Leaving Clinton HQ at the Javits Center in New York City after 2 a.m. on Election Night, I was heartbroken, shaken, and terrified. As a young woman -- and especially as a young female journalist -- I felt like the country endorsed making me a target for physical and sexually violent attacks. Of course, as a woman, I pretty much always feel that threat, but it was considerably heightened by the endorsement of Trump. Reports from my female journalist friends leaving the Javits Center didn't do much to assuage those fears either:

Other accounts of discriminatory harassment in those post-election days followed:

In the weeks that followed Election Night, that increased terror was paired with a feeling of existential rejection. By voting for Trump, people implicitly rejected the progress of women by stopping the possibility of a first female president. They also implicitly rejected the rights of refugees -- like the brave individuals I'd met months earlier -- and immigrants -- like my family and my friends and their families. This was made clear with Trump's "Muslim ban" and limit on refugees' entrance to the United States. They rejected the rhetoric of love and kindness for all people, regardless of race, religion, gender identity, sexual orientation, and immigration status, which was the platform Clinton ran on.

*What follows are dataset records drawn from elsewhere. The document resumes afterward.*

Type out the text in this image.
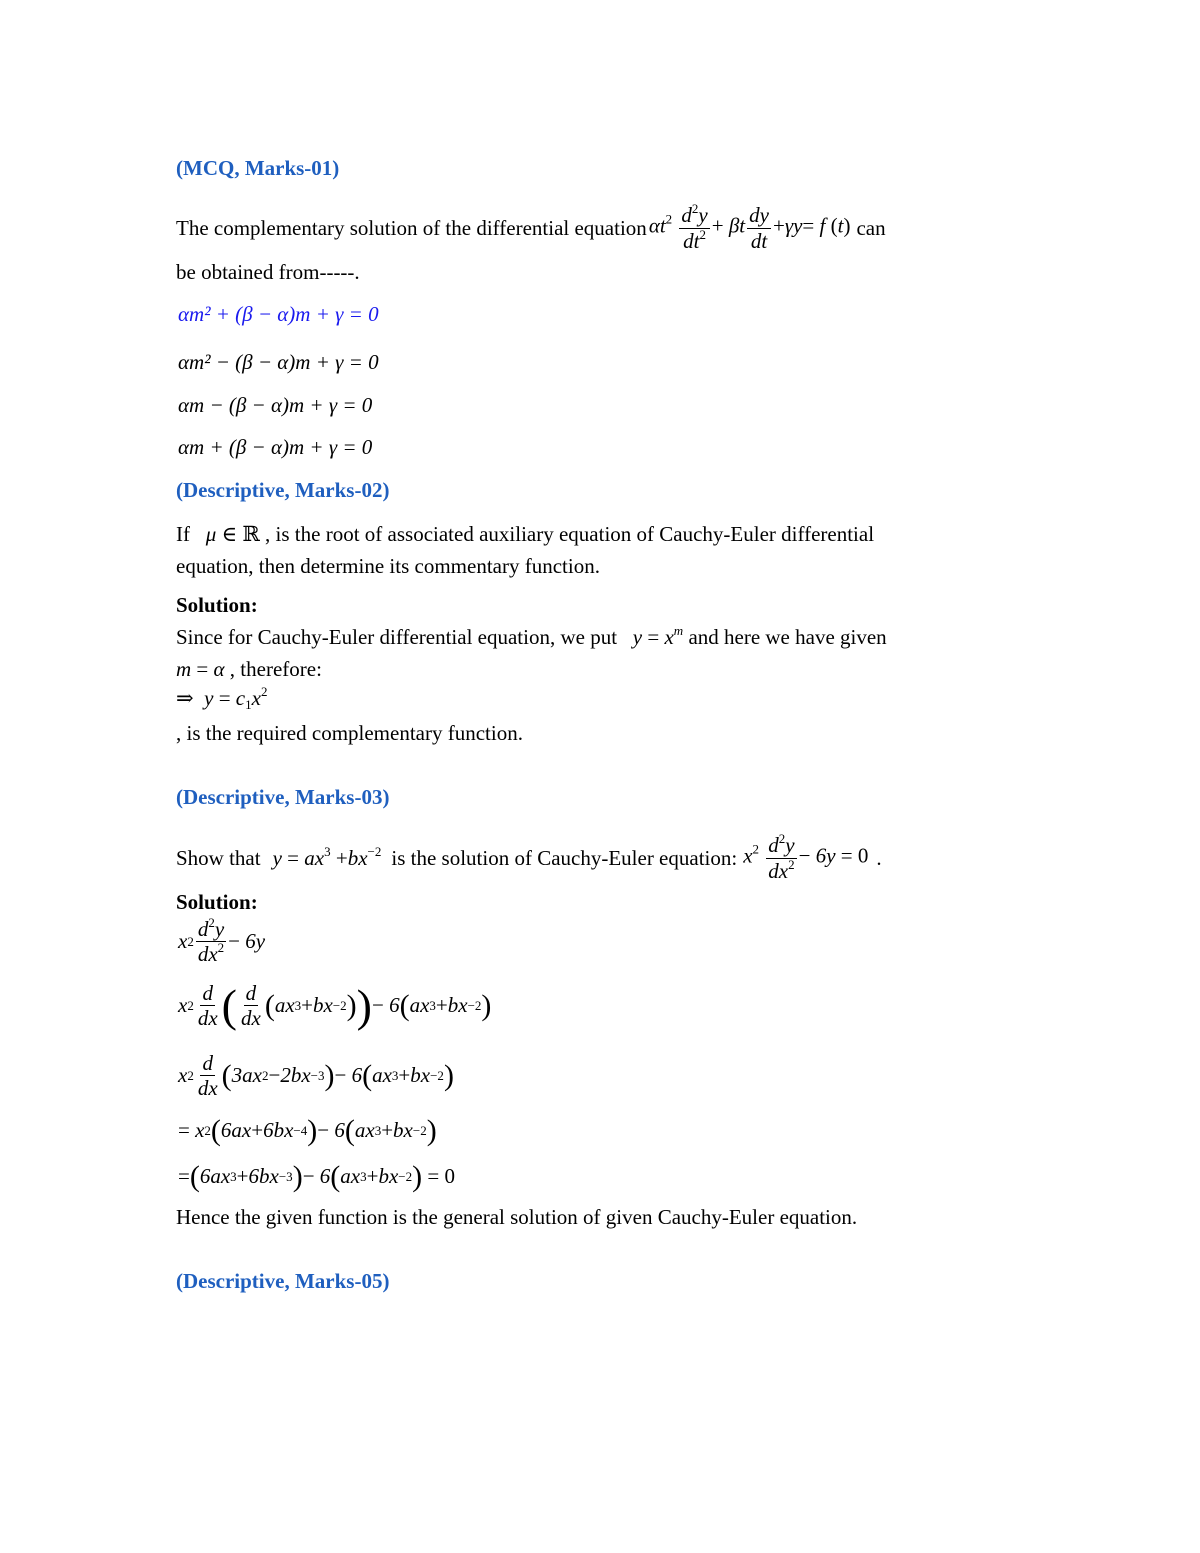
(MCQ, Marks-01)
The complementary solution of the differential equation $\alpha t^2 \frac{d^2y}{dt^2} + \beta t \frac{dy}{dt} +\gamma y= f$ (t) can
be obtained from-----.
αm² + (β − α)m + γ = 0
αm² − (β − α)m + γ = 0
αm − (β − α)m + γ = 0
αm + (β − α)m + γ = 0
(Descriptive, Marks-02)
If   μ ∈ ℝ , is the root of associated auxiliary equation of Cauchy-Euler differential
equation, then determine its commentary function.
Solution:
Since for Cauchy-Euler differential equation, we put   $y = x^m$ and here we have given
m = α , therefore:
⇒  $y = c_1x^2$
, is the required complementary function.
(Descriptive, Marks-03)
Show that $y = ax^3 +bx^{-2}$ is the solution of Cauchy-Euler equation: $x^2 \frac{d^2y}{dx^2} - 6y = 0$ .
Solution:
x $2 \frac{d^2y}{dx^2} - 6y$
x $2 \frac{d}{dx}$ ( $\frac{d}{dx}$ ( ax 3 + bx −2 ) ) − 6 ( ax 3 + bx −2 )
x $2 \frac{d}{dx}$ ( 3ax 2 − 2bx −3 ) − 6 ( ax 3 + bx −2 )
= x 2 ( 6ax + 6bx −4 ) − 6 ( ax 3 + bx −2 )
= ( 6ax 3 + 6bx −3 ) − 6 ( ax 3 + bx −2 )
=
0
Hence the given function is the general solution of given Cauchy-Euler equation.
(Descriptive, Marks-05)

As a straight, cisgender white woman, I'm privileged to not be personally threatened by these policies. In an imbalanced exchange, I have to contend with the 53 percent of white women who voted for Trump, a data point that continues to baffle and shame me.

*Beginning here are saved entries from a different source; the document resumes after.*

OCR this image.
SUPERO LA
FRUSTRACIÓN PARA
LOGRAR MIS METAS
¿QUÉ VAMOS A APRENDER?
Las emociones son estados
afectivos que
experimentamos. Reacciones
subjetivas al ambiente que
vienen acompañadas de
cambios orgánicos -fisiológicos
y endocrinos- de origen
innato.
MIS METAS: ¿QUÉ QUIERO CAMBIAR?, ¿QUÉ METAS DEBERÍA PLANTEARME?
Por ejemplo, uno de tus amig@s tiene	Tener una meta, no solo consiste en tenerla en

On an individual level, I felt as if everything I had done at work for the previous year was a waste. I busted my ass going around the country, following the election and writing over and over again that Trump's rhetoric was dangerous and that he should not be trusted to help anyone but himself. I pushed for better voter registration efforts and urged millennials to go vote. All the while, I was reporting on reproductive rights and the very real threat they face every day -- and how we have to do everything possible to protect those rights, especially in the Supreme Court, which meant starting with the presidential election. And then Trump made an enemy out of my chosen profession and reminded us that nobody really cares about facts.

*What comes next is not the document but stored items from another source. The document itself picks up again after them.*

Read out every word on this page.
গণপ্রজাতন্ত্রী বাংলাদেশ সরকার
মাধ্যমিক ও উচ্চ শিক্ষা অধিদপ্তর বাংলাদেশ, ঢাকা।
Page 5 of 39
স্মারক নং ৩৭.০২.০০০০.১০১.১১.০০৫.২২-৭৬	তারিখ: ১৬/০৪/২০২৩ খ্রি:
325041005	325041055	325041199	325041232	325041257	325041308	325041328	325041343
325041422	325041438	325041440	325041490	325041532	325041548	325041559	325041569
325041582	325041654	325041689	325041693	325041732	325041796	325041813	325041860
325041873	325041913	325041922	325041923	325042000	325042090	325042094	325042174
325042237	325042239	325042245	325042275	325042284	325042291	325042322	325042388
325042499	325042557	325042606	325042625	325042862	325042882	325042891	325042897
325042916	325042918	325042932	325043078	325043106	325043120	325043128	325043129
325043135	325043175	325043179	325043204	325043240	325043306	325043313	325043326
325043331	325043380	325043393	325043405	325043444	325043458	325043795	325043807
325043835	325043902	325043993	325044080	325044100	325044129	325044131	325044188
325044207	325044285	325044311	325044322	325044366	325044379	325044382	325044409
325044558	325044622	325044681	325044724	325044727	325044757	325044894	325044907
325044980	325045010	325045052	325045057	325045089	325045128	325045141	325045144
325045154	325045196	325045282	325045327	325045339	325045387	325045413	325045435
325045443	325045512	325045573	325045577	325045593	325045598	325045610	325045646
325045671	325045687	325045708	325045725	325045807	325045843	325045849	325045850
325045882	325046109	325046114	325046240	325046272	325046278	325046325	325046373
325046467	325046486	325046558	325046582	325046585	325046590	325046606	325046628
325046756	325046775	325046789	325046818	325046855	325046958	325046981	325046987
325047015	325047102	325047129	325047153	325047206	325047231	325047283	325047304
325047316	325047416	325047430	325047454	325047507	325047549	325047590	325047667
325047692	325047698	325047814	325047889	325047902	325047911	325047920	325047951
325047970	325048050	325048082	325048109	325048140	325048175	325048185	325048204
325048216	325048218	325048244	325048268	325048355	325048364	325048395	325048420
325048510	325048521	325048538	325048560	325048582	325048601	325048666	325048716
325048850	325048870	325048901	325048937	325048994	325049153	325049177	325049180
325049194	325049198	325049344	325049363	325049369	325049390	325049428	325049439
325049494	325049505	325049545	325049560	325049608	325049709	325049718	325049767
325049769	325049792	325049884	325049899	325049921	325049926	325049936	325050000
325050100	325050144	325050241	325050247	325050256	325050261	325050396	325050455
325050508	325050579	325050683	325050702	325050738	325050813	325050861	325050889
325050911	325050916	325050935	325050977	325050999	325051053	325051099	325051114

The results of the election made me feel like no one was paying attention to anything I was saying, so why bother? I fell into a malaise through the winter, wondering why anything was worth any effort. It's not like I was ever going to be able to achieve anything real as a woman anyways, no matter how hard I tried. That's what the election taught me. (And, again, as a white person, I realize my privilege in having that hope to begin with, and I realize the privilege inherent in this election being the thing to make me really and truly know that America is not all that great.)

In the months since, I've recovered, to an extent. I got excited about working and putting in an effort again. But now Clinton is forcing us all to relive November 2016, and I feel myself slipping back.

On top of dredging up the old, frustrating intra-party Bernie Sanders fights that reek of internalized misogyny as well as bringing back petty slings from Trump, Clinton's reminding me of all those rejections, the heartbreak, the fear. She's reminding me of that lesson, that no matter what I do, it won't be worth it in the end, because this remains a patriarchal country, and that glass ceiling is still up there, mocking me.

I want to end this on a positive note. I want to tell you that Clinton reminding us of these feelings is a spur to keep up the work, keep fighting for rights and humanity, keep pushing at that ceiling -- progress takes time. But the truth is that all she's doing is making me want to give up again. I selfishly wish she would've stayed in the woods, so I could've kept pushing these thoughts out of my memory.